Here’s Why Smart Marketers Use A/B Testing
How often are websites designed using “best practices” or by trusting the experience of a seasoned expert? The answer is, “all too frequently.”
In every speech I give, I offer practical advice on how to get better marketing results by using brain and behavior science. But, I also remind audiences of the importance of testing rather than blindly trusting my advice, not to mention the advice they get from books, articles, experts, and other sources. A/B testing is simple and much cheaper than missed conversions.
WhichTestWon (a site you should subscribe to!) just described the results of an experiment which shows why A/B testing is so important.
Their post describes an email-collection popup test for an airline site which ran in two markets, Italy and the UK.
The variation was simple – one version, “A,” asked for just the email, and the other, version “B,” had a drop-down selector for the visitor’s preferred airport of origin.
Conventional wisdom says that every form field you add reduces the conversion rate. So, unless you are using additional form fields to filter out unmotivated visitors, one field is usually better than two.
Here’s what the tests revealed, according to WhichTestWon:
In Italy, version B won by a landslide, increasing conversions by 80.9%. These results are based on over 650,000 unique visitors, with a confidence rate of 99.9%.
In the UK, however, version B was the clear loser. It created only a 0.63% lift, 81% less than Version A, the non-personalized email-only version.
The first surprise is that in Italy, the additional form field improved conversion in a dramatic fashion. So much for minimizing fields as a universal best practice.
The second surprise is that the UK market behaved nothing like the Italian market. If you saw results from just one set of A/B tests, you probably wouldn’t guess the results wouldn’t extend to other markets.
The WhichTestWon folks took a stab at explaining the results:
It’s likely that cultural differences between audiences affected behavior.
The team from Webtrends hypothesized that customer care is more highly valued in Italy.
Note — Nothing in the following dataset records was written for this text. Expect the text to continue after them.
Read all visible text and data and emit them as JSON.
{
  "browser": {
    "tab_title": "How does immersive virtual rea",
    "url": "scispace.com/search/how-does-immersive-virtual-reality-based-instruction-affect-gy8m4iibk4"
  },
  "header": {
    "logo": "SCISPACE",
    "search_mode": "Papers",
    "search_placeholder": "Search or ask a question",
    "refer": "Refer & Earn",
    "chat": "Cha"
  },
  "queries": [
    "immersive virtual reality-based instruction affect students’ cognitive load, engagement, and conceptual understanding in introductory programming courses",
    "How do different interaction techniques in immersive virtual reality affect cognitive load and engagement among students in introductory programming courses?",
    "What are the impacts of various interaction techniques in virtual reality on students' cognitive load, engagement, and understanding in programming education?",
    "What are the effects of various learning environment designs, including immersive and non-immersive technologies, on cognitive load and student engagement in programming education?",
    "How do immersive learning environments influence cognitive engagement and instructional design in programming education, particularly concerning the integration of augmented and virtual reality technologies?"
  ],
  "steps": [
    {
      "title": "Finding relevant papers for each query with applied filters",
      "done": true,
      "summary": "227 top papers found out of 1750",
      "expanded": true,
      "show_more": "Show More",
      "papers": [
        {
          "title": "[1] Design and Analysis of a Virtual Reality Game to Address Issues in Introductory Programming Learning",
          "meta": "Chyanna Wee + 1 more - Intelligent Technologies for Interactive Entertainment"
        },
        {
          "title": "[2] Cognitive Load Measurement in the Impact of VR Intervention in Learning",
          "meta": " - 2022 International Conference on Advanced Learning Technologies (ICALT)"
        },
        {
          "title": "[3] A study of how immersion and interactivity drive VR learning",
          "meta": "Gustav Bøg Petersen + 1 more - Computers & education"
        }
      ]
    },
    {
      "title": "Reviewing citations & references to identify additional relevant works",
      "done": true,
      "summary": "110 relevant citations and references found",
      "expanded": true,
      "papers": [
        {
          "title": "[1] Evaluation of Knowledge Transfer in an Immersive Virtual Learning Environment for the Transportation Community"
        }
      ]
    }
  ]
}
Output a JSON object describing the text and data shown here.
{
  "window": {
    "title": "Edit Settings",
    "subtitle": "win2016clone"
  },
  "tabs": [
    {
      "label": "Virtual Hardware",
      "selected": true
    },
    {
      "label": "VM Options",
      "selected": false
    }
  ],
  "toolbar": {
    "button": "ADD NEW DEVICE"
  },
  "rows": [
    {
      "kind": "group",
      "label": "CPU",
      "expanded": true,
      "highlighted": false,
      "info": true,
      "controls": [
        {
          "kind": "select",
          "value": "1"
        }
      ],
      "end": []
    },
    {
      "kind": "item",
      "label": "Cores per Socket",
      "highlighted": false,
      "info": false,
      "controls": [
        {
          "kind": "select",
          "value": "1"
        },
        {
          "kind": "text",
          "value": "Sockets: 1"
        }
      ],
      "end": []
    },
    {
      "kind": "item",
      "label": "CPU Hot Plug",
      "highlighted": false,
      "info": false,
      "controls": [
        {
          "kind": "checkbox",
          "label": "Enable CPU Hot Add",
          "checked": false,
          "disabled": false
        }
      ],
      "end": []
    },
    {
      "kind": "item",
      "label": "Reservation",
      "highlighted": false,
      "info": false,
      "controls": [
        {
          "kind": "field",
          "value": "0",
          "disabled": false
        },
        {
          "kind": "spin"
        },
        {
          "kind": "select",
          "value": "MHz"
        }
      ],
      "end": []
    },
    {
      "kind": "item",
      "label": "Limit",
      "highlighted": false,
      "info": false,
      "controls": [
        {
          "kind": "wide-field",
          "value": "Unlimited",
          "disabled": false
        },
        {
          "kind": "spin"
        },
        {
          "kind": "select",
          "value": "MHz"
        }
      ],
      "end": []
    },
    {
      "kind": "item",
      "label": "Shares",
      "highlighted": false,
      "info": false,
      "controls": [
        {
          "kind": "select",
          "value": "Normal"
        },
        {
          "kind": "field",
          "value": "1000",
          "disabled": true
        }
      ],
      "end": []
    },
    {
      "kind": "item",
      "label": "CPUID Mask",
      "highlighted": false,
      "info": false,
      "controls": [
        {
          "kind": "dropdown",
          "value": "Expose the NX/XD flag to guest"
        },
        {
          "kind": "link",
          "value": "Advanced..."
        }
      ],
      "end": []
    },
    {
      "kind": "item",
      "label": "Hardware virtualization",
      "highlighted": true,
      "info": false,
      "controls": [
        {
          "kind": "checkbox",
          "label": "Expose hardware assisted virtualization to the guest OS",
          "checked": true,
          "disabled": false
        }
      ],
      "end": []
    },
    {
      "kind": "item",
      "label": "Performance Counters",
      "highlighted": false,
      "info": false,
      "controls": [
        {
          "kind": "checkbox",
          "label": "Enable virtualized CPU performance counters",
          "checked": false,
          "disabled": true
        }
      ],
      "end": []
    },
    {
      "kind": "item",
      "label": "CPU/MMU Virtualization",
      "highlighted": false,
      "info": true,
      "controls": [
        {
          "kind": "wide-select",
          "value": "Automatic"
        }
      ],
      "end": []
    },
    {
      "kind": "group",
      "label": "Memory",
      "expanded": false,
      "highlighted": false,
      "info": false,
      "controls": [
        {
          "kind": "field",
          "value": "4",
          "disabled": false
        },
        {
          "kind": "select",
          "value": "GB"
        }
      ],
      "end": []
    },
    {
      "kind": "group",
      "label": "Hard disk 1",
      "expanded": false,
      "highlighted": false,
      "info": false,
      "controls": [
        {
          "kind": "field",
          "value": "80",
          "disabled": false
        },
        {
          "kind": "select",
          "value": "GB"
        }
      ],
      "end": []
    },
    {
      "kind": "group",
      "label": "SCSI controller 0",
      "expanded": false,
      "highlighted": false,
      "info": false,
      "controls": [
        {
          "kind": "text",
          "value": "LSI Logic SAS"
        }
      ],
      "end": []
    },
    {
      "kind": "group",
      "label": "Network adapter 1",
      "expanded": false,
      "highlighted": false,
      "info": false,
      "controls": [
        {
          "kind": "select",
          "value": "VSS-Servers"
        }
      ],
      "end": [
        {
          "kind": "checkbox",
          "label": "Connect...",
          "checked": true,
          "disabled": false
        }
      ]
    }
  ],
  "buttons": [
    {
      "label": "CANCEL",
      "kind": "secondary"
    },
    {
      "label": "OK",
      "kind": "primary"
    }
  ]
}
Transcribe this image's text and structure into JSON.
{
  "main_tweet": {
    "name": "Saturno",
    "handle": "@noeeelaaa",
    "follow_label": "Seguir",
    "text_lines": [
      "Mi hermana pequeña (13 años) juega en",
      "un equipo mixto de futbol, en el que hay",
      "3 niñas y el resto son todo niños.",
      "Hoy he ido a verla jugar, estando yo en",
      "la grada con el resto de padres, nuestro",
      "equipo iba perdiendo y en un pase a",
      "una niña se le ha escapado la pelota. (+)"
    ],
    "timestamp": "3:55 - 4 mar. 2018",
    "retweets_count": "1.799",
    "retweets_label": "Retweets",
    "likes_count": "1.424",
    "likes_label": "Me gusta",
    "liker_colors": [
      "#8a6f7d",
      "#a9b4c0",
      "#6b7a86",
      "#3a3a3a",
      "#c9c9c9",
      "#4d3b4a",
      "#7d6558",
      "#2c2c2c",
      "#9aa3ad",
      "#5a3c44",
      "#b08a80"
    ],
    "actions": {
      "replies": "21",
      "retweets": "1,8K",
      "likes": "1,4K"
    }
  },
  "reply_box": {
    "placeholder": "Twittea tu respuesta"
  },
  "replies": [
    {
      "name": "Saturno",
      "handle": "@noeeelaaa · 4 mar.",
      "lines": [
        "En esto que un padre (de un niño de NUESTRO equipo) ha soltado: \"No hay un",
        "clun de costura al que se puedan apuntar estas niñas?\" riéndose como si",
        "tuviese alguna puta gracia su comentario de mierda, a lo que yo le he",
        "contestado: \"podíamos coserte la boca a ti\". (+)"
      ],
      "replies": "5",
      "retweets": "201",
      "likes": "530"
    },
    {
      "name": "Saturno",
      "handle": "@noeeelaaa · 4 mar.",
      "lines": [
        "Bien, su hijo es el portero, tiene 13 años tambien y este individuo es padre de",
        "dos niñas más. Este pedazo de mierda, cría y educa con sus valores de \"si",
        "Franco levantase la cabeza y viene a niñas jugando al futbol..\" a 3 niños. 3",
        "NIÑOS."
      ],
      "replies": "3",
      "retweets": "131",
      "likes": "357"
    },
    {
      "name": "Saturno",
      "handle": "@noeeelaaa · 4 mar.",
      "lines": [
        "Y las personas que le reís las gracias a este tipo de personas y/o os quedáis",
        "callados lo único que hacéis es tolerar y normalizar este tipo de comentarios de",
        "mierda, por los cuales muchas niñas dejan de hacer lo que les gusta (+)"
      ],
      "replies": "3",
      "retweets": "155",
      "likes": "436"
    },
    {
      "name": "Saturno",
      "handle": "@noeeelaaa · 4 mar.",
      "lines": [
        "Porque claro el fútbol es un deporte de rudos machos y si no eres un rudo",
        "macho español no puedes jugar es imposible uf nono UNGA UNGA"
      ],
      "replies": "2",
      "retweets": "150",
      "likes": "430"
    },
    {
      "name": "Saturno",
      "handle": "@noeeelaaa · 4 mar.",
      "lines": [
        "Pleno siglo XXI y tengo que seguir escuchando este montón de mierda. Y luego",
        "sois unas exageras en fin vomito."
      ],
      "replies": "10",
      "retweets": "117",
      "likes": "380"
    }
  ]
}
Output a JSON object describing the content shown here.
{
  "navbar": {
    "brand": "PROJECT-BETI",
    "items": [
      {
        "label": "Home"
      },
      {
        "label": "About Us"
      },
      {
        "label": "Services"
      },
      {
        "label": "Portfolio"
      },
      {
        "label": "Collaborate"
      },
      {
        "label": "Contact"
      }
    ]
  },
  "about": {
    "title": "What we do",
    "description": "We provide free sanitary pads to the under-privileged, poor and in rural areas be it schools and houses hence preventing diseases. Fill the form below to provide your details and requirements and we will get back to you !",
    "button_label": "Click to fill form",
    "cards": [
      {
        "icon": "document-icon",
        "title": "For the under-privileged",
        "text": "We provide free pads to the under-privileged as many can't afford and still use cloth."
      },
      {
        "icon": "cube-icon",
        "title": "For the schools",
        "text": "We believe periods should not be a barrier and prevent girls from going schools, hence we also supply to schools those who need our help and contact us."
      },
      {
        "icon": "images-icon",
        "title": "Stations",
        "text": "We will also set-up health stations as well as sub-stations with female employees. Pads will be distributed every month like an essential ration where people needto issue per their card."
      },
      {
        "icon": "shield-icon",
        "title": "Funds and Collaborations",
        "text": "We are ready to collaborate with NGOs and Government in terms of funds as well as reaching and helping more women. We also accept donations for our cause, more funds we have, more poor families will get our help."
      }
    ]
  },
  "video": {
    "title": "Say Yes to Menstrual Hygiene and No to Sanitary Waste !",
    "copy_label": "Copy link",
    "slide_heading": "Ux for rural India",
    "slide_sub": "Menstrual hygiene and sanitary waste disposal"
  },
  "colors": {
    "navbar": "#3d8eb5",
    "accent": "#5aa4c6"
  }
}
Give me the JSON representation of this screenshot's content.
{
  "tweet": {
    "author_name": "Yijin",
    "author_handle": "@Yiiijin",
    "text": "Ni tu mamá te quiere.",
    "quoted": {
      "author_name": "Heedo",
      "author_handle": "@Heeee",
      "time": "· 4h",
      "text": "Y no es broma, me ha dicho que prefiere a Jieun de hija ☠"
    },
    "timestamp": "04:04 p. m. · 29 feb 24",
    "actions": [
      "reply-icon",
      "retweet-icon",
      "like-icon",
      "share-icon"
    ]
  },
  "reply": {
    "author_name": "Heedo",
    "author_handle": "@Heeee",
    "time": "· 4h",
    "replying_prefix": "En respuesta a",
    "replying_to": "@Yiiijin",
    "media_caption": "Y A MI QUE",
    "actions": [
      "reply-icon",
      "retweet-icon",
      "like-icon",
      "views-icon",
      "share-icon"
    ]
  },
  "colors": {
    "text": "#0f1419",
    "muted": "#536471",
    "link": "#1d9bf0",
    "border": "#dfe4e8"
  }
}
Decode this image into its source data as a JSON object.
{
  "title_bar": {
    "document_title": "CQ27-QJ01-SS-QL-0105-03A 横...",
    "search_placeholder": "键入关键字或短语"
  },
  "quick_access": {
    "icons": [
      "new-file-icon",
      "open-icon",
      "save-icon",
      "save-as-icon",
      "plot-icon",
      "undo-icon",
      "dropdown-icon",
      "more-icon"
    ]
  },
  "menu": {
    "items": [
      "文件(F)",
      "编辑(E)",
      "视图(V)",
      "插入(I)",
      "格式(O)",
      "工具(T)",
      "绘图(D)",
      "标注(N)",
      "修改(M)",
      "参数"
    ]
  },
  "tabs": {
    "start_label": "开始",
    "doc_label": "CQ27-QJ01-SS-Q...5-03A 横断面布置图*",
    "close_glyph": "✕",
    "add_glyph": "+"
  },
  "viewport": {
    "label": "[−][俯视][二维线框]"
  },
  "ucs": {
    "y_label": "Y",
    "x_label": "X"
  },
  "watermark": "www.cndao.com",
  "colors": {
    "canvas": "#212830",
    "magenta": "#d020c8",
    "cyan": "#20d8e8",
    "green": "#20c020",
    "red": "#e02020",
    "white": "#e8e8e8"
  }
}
Italian users may have, therefore, viewed the additional form field as a positive attempt to create a more personalized web experience.
In contrast, UK visitors may have seen filling in the extra field as double the amount of work.
I am always very leery of after-the-fact explanations of human behavior, but that reasoning is as plausible as any other conclusion.
To me, the big takeaways from these tests have nothing to do with form fields. Here’s what I’d emphasize:
- Never rely on best practices as a substitute for testing.
- Never assume that even very strong test results will translate directly to similar, but not identical, situations.
Personally, I believe human behavior should ideally be interpreted both after-the-fact (or rather: fact-based) and upfront. Combining digital analysis in marketing & sales with the merits of neuromarketing (EEG / fMRI) presents the strongest blend to date to come to better customer (& prospect for that matter) insight. In your final comments there’s a double negative. Am I right in assuming you meant “never assume that even very strong test results will translate directly to similar AND identical, situations.”?
Hi Roger, great post as usual, and I agree with your argument. On the specific example though, I wonder if the explanation is more obvious. Alitalia is the flag-carrier airline for Italy. Presumably, users in Italy see greater value in providing additional, local information to receive more targeted results. I guess a user in the UK or US would have a very limited choice of local airports from which Alitalia flies? Just a thought.
Good point, Andrew. That’s a logical explanation, too. If you have a preferred airport for Alitalia, as Italian customers might, you might find it desirable to specify it.
As Andrew mentioned, the fact that Alitalia is the national carrier can be a possible logical reason, but it could go beyond just that. As a carrier, Alitalia doesn’t have a great reputation outside of Italy, so I wonder if one is more ready to give information if the brand perception is better. So for example, if you did A/B testing with Lufhansa, a carrier with a strong reputation as a reliable brand, are people more likely to provide more information willingly?
Yet another possibility, Kenan. I think this discussion shows why testing is so important. With no testing, one opinion wins based on what seems logical (or on who has the most power). In an organization that tests, that opinion simply becomes a hypothesis to test. And, it’s entirely possible that an alternative approach might increase or decrease the conversion rate even if the reasoning behind the hypothesis isn’t correct.
A/B testing is so much important these days and I completely agree that designs and strategies should be fact-based. We are a small startup company and we do A/B testing on the design of our landing pages, our adwords campaigns and on our email campaigns. This not only helped us to point out which is working and which are not but it also helped us to find out how things and marketing perceptions change from niche to niche and market to market. As a startup we always have tight budget in every aspects and monitoring and testing can ensure highest ROI over time.